Two-phase build: FOD (uv sync + strip store refs) and main derivation (autoPatchelfHook + workspace packages + patches). uv sync completes successfully; 6 residual store refs remain in FOD output to fix. Co-Authored-By: Claude Opus 4.6 <noreply@anthropic.com>
2026-03-01 09:14:39 -08:00 · 2026-03-01 09:14:39 -08:00 · effe80c0a7
commit effe80c0a7
parent d6f76a3058
2 changed files with 276 additions and 0 deletions
--- a/containers/authentik/authentik-django.nix
+++ b/containers/authentik/authentik-django.nix
@ -0,0 +1,143 @@
+# Authentik Python/Django backend
+#
+# Assembles the final package from:
+#   1. python-deps FOD (venv with stripped store references)

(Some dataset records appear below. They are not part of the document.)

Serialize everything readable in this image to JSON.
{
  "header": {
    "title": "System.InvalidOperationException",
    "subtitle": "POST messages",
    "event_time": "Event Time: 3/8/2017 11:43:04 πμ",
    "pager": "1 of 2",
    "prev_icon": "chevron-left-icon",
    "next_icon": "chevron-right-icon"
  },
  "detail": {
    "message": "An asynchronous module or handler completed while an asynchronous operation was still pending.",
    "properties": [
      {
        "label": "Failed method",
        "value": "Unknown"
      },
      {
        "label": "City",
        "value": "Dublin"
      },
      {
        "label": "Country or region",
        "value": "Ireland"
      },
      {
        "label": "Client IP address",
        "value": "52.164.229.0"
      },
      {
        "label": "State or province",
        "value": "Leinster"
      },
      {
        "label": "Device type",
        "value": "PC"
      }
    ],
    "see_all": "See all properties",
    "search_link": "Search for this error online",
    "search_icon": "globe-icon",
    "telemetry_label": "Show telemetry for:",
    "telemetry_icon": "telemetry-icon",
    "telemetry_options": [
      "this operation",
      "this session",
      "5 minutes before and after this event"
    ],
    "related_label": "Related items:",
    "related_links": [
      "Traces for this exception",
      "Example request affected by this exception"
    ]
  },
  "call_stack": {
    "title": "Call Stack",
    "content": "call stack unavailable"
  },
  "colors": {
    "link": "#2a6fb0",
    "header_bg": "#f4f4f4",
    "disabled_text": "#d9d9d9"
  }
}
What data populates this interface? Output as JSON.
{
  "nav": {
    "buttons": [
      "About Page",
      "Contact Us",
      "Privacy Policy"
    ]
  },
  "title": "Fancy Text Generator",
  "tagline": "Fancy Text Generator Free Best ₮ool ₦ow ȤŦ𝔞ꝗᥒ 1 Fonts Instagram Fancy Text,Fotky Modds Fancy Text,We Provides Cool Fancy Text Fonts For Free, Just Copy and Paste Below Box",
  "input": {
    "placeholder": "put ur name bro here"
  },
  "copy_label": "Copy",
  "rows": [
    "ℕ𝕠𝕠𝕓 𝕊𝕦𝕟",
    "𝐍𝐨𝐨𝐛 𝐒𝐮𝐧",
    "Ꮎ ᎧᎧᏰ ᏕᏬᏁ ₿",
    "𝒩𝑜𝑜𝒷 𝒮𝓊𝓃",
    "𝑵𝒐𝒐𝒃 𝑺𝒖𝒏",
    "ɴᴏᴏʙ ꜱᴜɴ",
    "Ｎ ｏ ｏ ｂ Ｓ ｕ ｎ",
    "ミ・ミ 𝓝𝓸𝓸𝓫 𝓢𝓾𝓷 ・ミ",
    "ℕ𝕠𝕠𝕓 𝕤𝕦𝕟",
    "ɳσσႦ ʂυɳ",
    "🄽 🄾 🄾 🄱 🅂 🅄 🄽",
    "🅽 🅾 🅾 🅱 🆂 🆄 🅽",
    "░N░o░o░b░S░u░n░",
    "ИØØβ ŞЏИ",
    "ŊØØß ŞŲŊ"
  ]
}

+#   2. opencontainers git dependency (fetched via Nix)
+#   3. Workspace packages (ak-guardian, django-channels-postgres, etc.)
+#   4. Authentik application source
+#   5. Lifecycle scripts, blueprints, manage.py
+#
+# autoPatchelfHook restores RPATHs that were stripped in the FOD.
+#
+# Output:
+#   $out/bin/python3.14                    venv python (symlink to nix python314)
+#   $out/lib/python3.14/site-packages/     all Python packages
+#   $out/lifecycle/                         lifecycle scripts (symlink)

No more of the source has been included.